Shoemaker returned to the United States and, following a tour at the Pentagon, he returned for his third tour of duty in Vietnam as Chief of Staff for the 1st Cavalry Division. In 1969 he became Assistant Division Commander of the 1st Cavalry Division. Shoemaker then served as Commander, 1st Cavalry Division and Commander, III Corps. In 1977, Shoemaker was assigned as Deputy Commander, United States Army Forces Command (FORSCOM), and a year later was promoted to general and became commander of FORSCOM.

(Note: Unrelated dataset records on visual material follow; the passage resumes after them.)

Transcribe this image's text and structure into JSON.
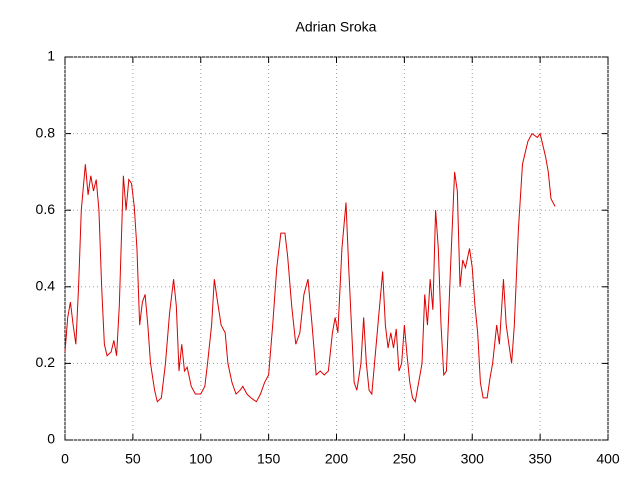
{
  "chart_data": {
    "type": "line",
    "title": "Adrian Sroka",
    "x": [
      0,
      2,
      4,
      6,
      8,
      10,
      12,
      15,
      17,
      19,
      21,
      23,
      25,
      27,
      29,
      31,
      34,
      36,
      38,
      40,
      43,
      45,
      47,
      49,
      51,
      53,
      55,
      57,
      59,
      61,
      63,
      66,
      68,
      71,
      74,
      77,
      80,
      82,
      84,
      86,
      88,
      90,
      93,
      96,
      100,
      103,
      105,
      108,
      110,
      112,
      115,
      118,
      120,
      123,
      126,
      129,
      131,
      134,
      137,
      141,
      144,
      147,
      150,
      153,
      156,
      159,
      162,
      164,
      167,
      170,
      173,
      176,
      179,
      182,
      185,
      188,
      191,
      194,
      197,
      199,
      201,
      204,
      207,
      209,
      211,
      213,
      215,
      218,
      220,
      222,
      224,
      226,
      228,
      231,
      234,
      236,
      238,
      240,
      242,
      244,
      246,
      248,
      250,
      252,
      254,
      256,
      258,
      260,
      263,
      265,
      267,
      269,
      271,
      273,
      275,
      277,
      279,
      281,
      284,
      287,
      289,
      291,
      293,
      295,
      298,
      300,
      302,
      304,
      306,
      308,
      311,
      313,
      315,
      318,
      320,
      323,
      325,
      327,
      329,
      331,
      334,
      337,
      341,
      344,
      348,
      350,
      352,
      354,
      356,
      358,
      361
    ],
    "series": [
      {
        "color": "#dd0000",
        "values": [
          0.23,
          0.32,
          0.36,
          0.3,
          0.25,
          0.4,
          0.6,
          0.72,
          0.64,
          0.69,
          0.65,
          0.68,
          0.6,
          0.4,
          0.25,
          0.22,
          0.23,
          0.26,
          0.22,
          0.35,
          0.69,
          0.6,
          0.68,
          0.67,
          0.61,
          0.5,
          0.3,
          0.36,
          0.38,
          0.3,
          0.2,
          0.13,
          0.1,
          0.11,
          0.2,
          0.33,
          0.42,
          0.35,
          0.18,
          0.25,
          0.18,
          0.19,
          0.14,
          0.12,
          0.12,
          0.14,
          0.2,
          0.3,
          0.42,
          0.37,
          0.3,
          0.28,
          0.2,
          0.15,
          0.12,
          0.13,
          0.14,
          0.12,
          0.11,
          0.1,
          0.12,
          0.15,
          0.17,
          0.3,
          0.45,
          0.54,
          0.54,
          0.48,
          0.35,
          0.25,
          0.28,
          0.38,
          0.42,
          0.3,
          0.17,
          0.18,
          0.17,
          0.18,
          0.28,
          0.32,
          0.28,
          0.5,
          0.62,
          0.45,
          0.3,
          0.15,
          0.13,
          0.2,
          0.32,
          0.2,
          0.13,
          0.12,
          0.2,
          0.32,
          0.44,
          0.3,
          0.24,
          0.28,
          0.24,
          0.29,
          0.18,
          0.2,
          0.3,
          0.22,
          0.15,
          0.11,
          0.1,
          0.14,
          0.2,
          0.38,
          0.3,
          0.42,
          0.34,
          0.6,
          0.5,
          0.3,
          0.17,
          0.18,
          0.45,
          0.7,
          0.65,
          0.4,
          0.47,
          0.45,
          0.5,
          0.45,
          0.35,
          0.28,
          0.15,
          0.11,
          0.11,
          0.16,
          0.2,
          0.3,
          0.25,
          0.42,
          0.3,
          0.25,
          0.2,
          0.3,
          0.55,
          0.72,
          0.78,
          0.8,
          0.79,
          0.8,
          0.77,
          0.74,
          0.7,
          0.63,
          0.61
        ]
      }
    ],
    "xlim": [
      0,
      400
    ],
    "xticks": [
      0,
      50,
      100,
      150,
      200,
      250,
      300,
      350,
      400
    ],
    "ylim": [
      0,
      1
    ],
    "yticks": [
      0,
      0.2,
      0.4,
      0.6,
      0.8,
      1
    ],
    "grid": true
  }
}
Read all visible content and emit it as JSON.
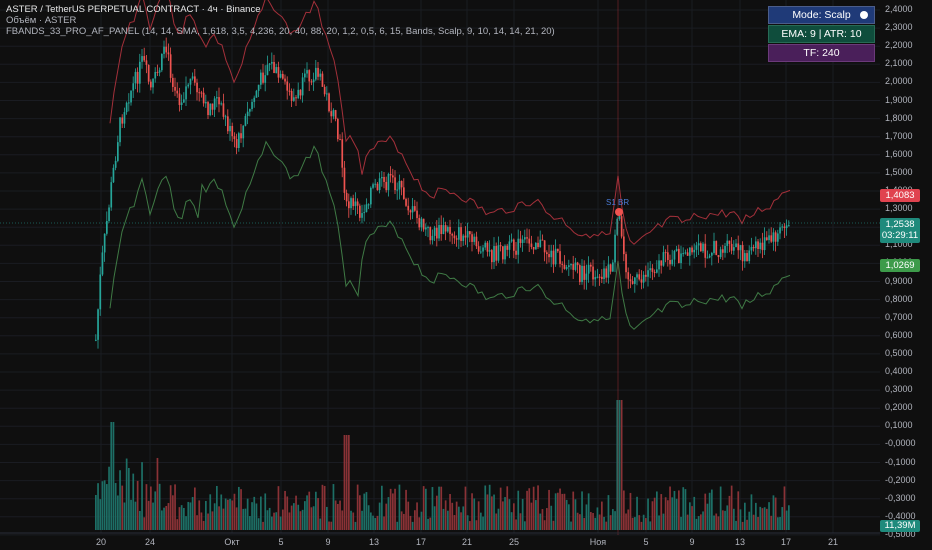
{
  "legend": {
    "symbol": "ASTER / TetherUS PERPETUAL CONTRACT · 4ч · Binance",
    "volume": "Объём · ASTER",
    "indicator": "FBANDS_33_PRO_AF_PANEL (14, 14, SMA, 1,618, 3,5, 4,236, 20, 40, 88, 20, 1,2, 0,5, 6, 15, Bands, Scalp, 9, 10, 14, 14, 21, 20)"
  },
  "panel": {
    "mode": "Mode: Scalp",
    "ema_atr": "EMA: 9 | ATR: 10",
    "tf": "TF: 240"
  },
  "price_axis": [
    "2,4000",
    "2,3000",
    "2,2000",
    "2,1000",
    "2,0000",
    "1,9000",
    "1,8000",
    "1,7000",
    "1,6000",
    "1,5000",
    "1,4000",
    "1,3000",
    "1,2000",
    "1,1000",
    "1,0000",
    "0,9000",
    "0,8000",
    "0,7000",
    "0,6000",
    "0,5000",
    "0,4000",
    "0,3000",
    "0,2000",
    "0,1000",
    "-0,0000",
    "-0,1000",
    "-0,2000",
    "-0,3000",
    "-0,4000",
    "-0,5000"
  ],
  "tags": {
    "upper": "1,4083",
    "price": "1,2538",
    "countdown": "03:29:11",
    "lower": "1,0269",
    "volume": "11,39M"
  },
  "signal_label": "S1 BR",
  "time_axis": [
    "20",
    "24",
    "Окт",
    "5",
    "9",
    "13",
    "17",
    "21",
    "25",
    "Ноя",
    "5",
    "9",
    "13",
    "17",
    "21"
  ],
  "colors": {
    "up": "#26a69a",
    "down": "#ef5350",
    "upper_band": "#b2323a",
    "lower_band": "#3f7a45"
  }
}
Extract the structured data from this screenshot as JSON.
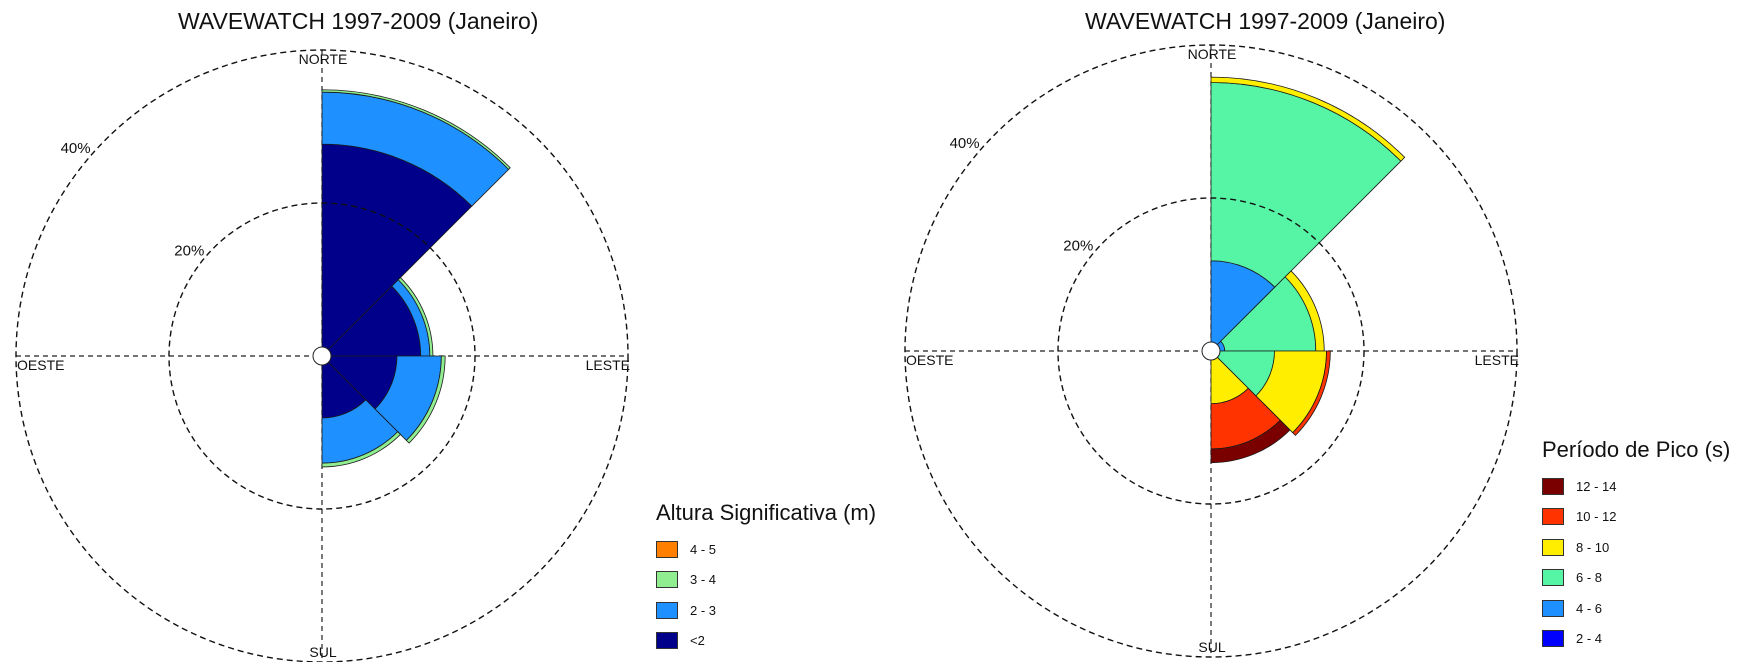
{
  "chart_data": [
    {
      "type": "rose",
      "title": "WAVEWATCH 1997-2009 (Janeiro)",
      "directions": {
        "north": "NORTE",
        "south": "SUL",
        "east": "LESTE",
        "west": "OESTE"
      },
      "ring_labels": [
        "20%",
        "40%"
      ],
      "rings_percent": [
        20,
        40
      ],
      "legend_title": "Altura Significativa (m)",
      "classes": [
        {
          "label": "<2",
          "color": "#00008b"
        },
        {
          "label": "2 - 3",
          "color": "#1e90ff"
        },
        {
          "label": "3 - 4",
          "color": "#90ee90"
        },
        {
          "label": "4 - 5",
          "color": "#ff7f00"
        }
      ],
      "sectors": [
        {
          "direction": "NNE",
          "center_deg": 22.5,
          "values": [
            27.7,
            6.8,
            0.3,
            0.0
          ]
        },
        {
          "direction": "ENE",
          "center_deg": 67.5,
          "values": [
            12.9,
            1.2,
            0.4,
            0.0
          ]
        },
        {
          "direction": "ESE",
          "center_deg": 112.5,
          "values": [
            9.8,
            5.8,
            0.5,
            0.0
          ]
        },
        {
          "direction": "SSE",
          "center_deg": 157.5,
          "values": [
            8.1,
            5.9,
            0.5,
            0.0
          ]
        },
        {
          "direction": "SSW",
          "center_deg": 202.5,
          "values": [
            1.0,
            0.0,
            0.0,
            0.0
          ]
        },
        {
          "direction": "WSW",
          "center_deg": 247.5,
          "values": [
            0.4,
            0.6,
            0.0,
            0.0
          ]
        }
      ]
    },
    {
      "type": "rose",
      "title": "WAVEWATCH 1997-2009 (Janeiro)",
      "directions": {
        "north": "NORTE",
        "south": "SUL",
        "east": "LESTE",
        "west": "OESTE"
      },
      "ring_labels": [
        "20%",
        "40%"
      ],
      "rings_percent": [
        20,
        40
      ],
      "legend_title": "Período de Pico (s)",
      "classes": [
        {
          "label": "2 - 4",
          "color": "#0000ff"
        },
        {
          "label": "4 - 6",
          "color": "#1e90ff"
        },
        {
          "label": "6 - 8",
          "color": "#55f5a5"
        },
        {
          "label": "8 - 10",
          "color": "#ffee00"
        },
        {
          "label": "10 - 12",
          "color": "#ff3300"
        },
        {
          "label": "12 - 14",
          "color": "#7a0000"
        }
      ],
      "sectors": [
        {
          "direction": "NNE",
          "center_deg": 22.5,
          "values": [
            0.0,
            11.8,
            23.3,
            0.7,
            0.0,
            0.0
          ]
        },
        {
          "direction": "ENE",
          "center_deg": 67.5,
          "values": [
            0.0,
            1.8,
            11.9,
            1.1,
            0.0,
            0.0
          ]
        },
        {
          "direction": "ESE",
          "center_deg": 112.5,
          "values": [
            0.0,
            0.0,
            8.3,
            6.8,
            0.5,
            0.0
          ]
        },
        {
          "direction": "SSE",
          "center_deg": 157.5,
          "values": [
            0.0,
            0.0,
            1.0,
            5.9,
            5.9,
            1.8
          ]
        },
        {
          "direction": "SSW",
          "center_deg": 202.5,
          "values": [
            0.0,
            0.0,
            0.0,
            0.0,
            0.0,
            0.0
          ]
        },
        {
          "direction": "WSW",
          "center_deg": 247.5,
          "values": [
            0.0,
            0.0,
            0.0,
            0.0,
            0.6,
            0.3
          ]
        }
      ]
    }
  ]
}
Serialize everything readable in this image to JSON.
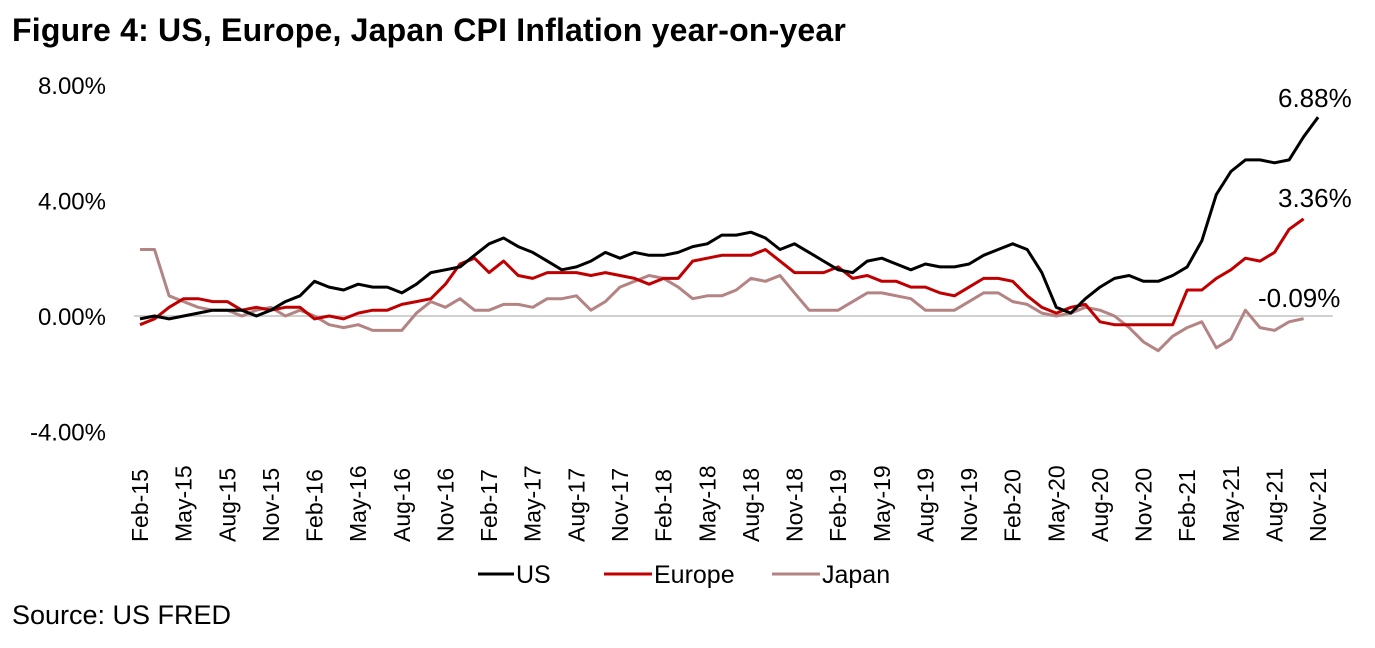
{
  "header": {
    "title": "Figure 4: US, Europe, Japan CPI Inflation year-on-year"
  },
  "footer": {
    "source": "Source: US FRED"
  },
  "chart_data": {
    "type": "line",
    "title": "Figure 4: US, Europe, Japan CPI Inflation year-on-year",
    "xlabel": "",
    "ylabel": "",
    "ylim": [
      -4,
      8
    ],
    "y_ticks": [
      {
        "value": 8,
        "label": "8.00%"
      },
      {
        "value": 4,
        "label": "4.00%"
      },
      {
        "value": 0,
        "label": "0.00%"
      },
      {
        "value": -4,
        "label": "-4.00%"
      }
    ],
    "x_tick_labels": [
      "Feb-15",
      "May-15",
      "Aug-15",
      "Nov-15",
      "Feb-16",
      "May-16",
      "Aug-16",
      "Nov-16",
      "Feb-17",
      "May-17",
      "Aug-17",
      "Nov-17",
      "Feb-18",
      "May-18",
      "Aug-18",
      "Nov-18",
      "Feb-19",
      "May-19",
      "Aug-19",
      "Nov-19",
      "Feb-20",
      "May-20",
      "Aug-20",
      "Nov-20",
      "Feb-21",
      "May-21",
      "Aug-21",
      "Nov-21"
    ],
    "x_start": "Feb-15",
    "x_interval": "monthly",
    "grid": false,
    "zero_line": true,
    "legend_position": "bottom",
    "series": [
      {
        "name": "US",
        "color": "#000000",
        "values": [
          -0.1,
          0.0,
          -0.1,
          0.0,
          0.1,
          0.2,
          0.2,
          0.2,
          0.0,
          0.2,
          0.5,
          0.7,
          1.2,
          1.0,
          0.9,
          1.1,
          1.0,
          1.0,
          0.8,
          1.1,
          1.5,
          1.6,
          1.7,
          2.1,
          2.5,
          2.7,
          2.4,
          2.2,
          1.9,
          1.6,
          1.7,
          1.9,
          2.2,
          2.0,
          2.2,
          2.1,
          2.1,
          2.2,
          2.4,
          2.5,
          2.8,
          2.8,
          2.9,
          2.7,
          2.3,
          2.5,
          2.2,
          1.9,
          1.6,
          1.5,
          1.9,
          2.0,
          1.8,
          1.6,
          1.8,
          1.7,
          1.7,
          1.8,
          2.1,
          2.3,
          2.5,
          2.3,
          1.5,
          0.3,
          0.1,
          0.6,
          1.0,
          1.3,
          1.4,
          1.2,
          1.2,
          1.4,
          1.7,
          2.6,
          4.2,
          5.0,
          5.4,
          5.4,
          5.3,
          5.4,
          6.2,
          6.88
        ],
        "end_label": "6.88%"
      },
      {
        "name": "Europe",
        "color": "#c00000",
        "values": [
          -0.3,
          -0.1,
          0.3,
          0.6,
          0.6,
          0.5,
          0.5,
          0.2,
          0.3,
          0.2,
          0.3,
          0.3,
          -0.1,
          0.0,
          -0.1,
          0.1,
          0.2,
          0.2,
          0.4,
          0.5,
          0.6,
          1.1,
          1.8,
          2.0,
          1.5,
          1.9,
          1.4,
          1.3,
          1.5,
          1.5,
          1.5,
          1.4,
          1.5,
          1.4,
          1.3,
          1.1,
          1.3,
          1.3,
          1.9,
          2.0,
          2.1,
          2.1,
          2.1,
          2.3,
          1.9,
          1.5,
          1.5,
          1.5,
          1.7,
          1.3,
          1.4,
          1.2,
          1.2,
          1.0,
          1.0,
          0.8,
          0.7,
          1.0,
          1.3,
          1.3,
          1.2,
          0.7,
          0.3,
          0.1,
          0.3,
          0.4,
          -0.2,
          -0.3,
          -0.3,
          -0.3,
          -0.3,
          -0.3,
          0.9,
          0.9,
          1.3,
          1.6,
          2.0,
          1.9,
          2.2,
          3.0,
          3.36
        ],
        "end_label": "3.36%"
      },
      {
        "name": "Japan",
        "color": "#b48484",
        "values": [
          2.3,
          2.3,
          0.7,
          0.5,
          0.3,
          0.2,
          0.2,
          0.0,
          0.2,
          0.3,
          0.0,
          0.2,
          0.0,
          -0.3,
          -0.4,
          -0.3,
          -0.5,
          -0.5,
          -0.5,
          0.1,
          0.5,
          0.3,
          0.6,
          0.2,
          0.2,
          0.4,
          0.4,
          0.3,
          0.6,
          0.6,
          0.7,
          0.2,
          0.5,
          1.0,
          1.2,
          1.4,
          1.3,
          1.0,
          0.6,
          0.7,
          0.7,
          0.9,
          1.3,
          1.2,
          1.4,
          0.8,
          0.2,
          0.2,
          0.2,
          0.5,
          0.8,
          0.8,
          0.7,
          0.6,
          0.2,
          0.2,
          0.2,
          0.5,
          0.8,
          0.8,
          0.5,
          0.4,
          0.1,
          0.0,
          0.1,
          0.3,
          0.2,
          0.0,
          -0.4,
          -0.9,
          -1.2,
          -0.7,
          -0.4,
          -0.2,
          -1.1,
          -0.8,
          0.2,
          -0.4,
          -0.5,
          -0.2,
          -0.09
        ],
        "end_label": "-0.09%"
      }
    ]
  }
}
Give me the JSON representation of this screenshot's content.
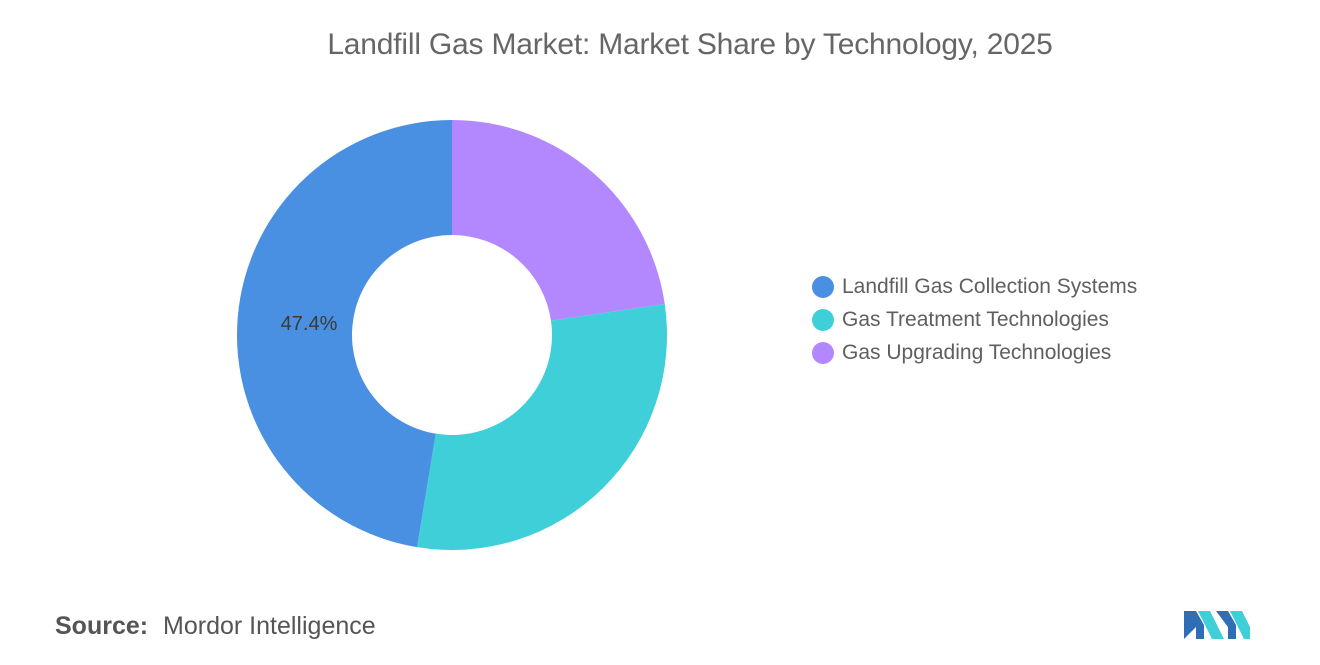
{
  "chart_data": {
    "type": "pie",
    "title": "Landfill Gas Market: Market Share by Technology, 2025",
    "donut": true,
    "series": [
      {
        "name": "Landfill Gas Collection Systems",
        "value": 47.4,
        "color": "#4a90e2",
        "label": "47.4%"
      },
      {
        "name": "Gas Treatment Technologies",
        "value": 29.9,
        "color": "#3ecfd9",
        "label": ""
      },
      {
        "name": "Gas Upgrading Technologies",
        "value": 22.7,
        "color": "#b388ff",
        "label": ""
      }
    ],
    "legend_position": "right"
  },
  "source": {
    "label": "Source:",
    "value": "Mordor Intelligence"
  },
  "logo": {
    "icon": "mordor-intelligence-logo-icon",
    "colors": [
      "#2f6db5",
      "#3ecfd9"
    ]
  }
}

==Awards and decorations==
| | Combat Infantryman Badge (2nd award) |
| | Army Master Aviator Badge |
| | Senior Parachutist Badge |
| | Army Distinguished Service Medal |
| | Silver Star |
| | Legion of Merit |
| | Distinguished Flying Cross |
| | Bronze Star Medal |
| | Air Medal with bronze award numerals 45 |
| | Army Commendation Medal with oak leaf cluster |
| | Army Presidential Unit Citation |
| | Valorous Unit Award |
| | Army Meritorious Unit Commendation |
| | American Campaign Medal |
| | World War II Victory Medal |
| | Army of Occupation Medal |
| | National Defense Service Medal with oak leaf cluster |
| | Korean Service Medal with one bronze service star |
| | Vietnam Service Medal with seven service stars |
| | Vietnam Army Distinguished Service Order, 1st class |
| | Vietnam Gallantry Cross with palm |
| | Vietnam Armed Forces Honor Medal, 1st class |
| | Korean Presidential Unit Citation |
| | Vietnam Gallantry Cross Unit Citation |
| | United Nations Korea Medal |
| | Vietnam Campaign Medal |

==Later life==
Shoemaker retired from the army in 1982 to the Fort Hood area, and remained active in community service. He served eight years as the elected Bell County Commissioner. He also backed a campaign that resulted in the establishment of Texas A&M University–Central Texas near Fort Hood. Some of his other civic activities include President and advisor to the President of the 1st Cavalry Division Association, President of the Heart of Texas Council of the Boy Scouts, and as President of the Fort Hood Chapter of the United Way.

Shoemaker was inducted in the United States Army Operational Testers' Hall of Fame in 2002, and in 2004, he was awarded the Distinguished Graduate Award by the Association of Graduates, the United States Military Academy alumni association. He was also inducted as a member of the Army Aviation Hall of Fame in 1983.

Shoemaker died on 21 June 2017, at a hospital in Harker Heights, Texas, at the age of 93. He established the high school, named after him, in Killeen, Texas.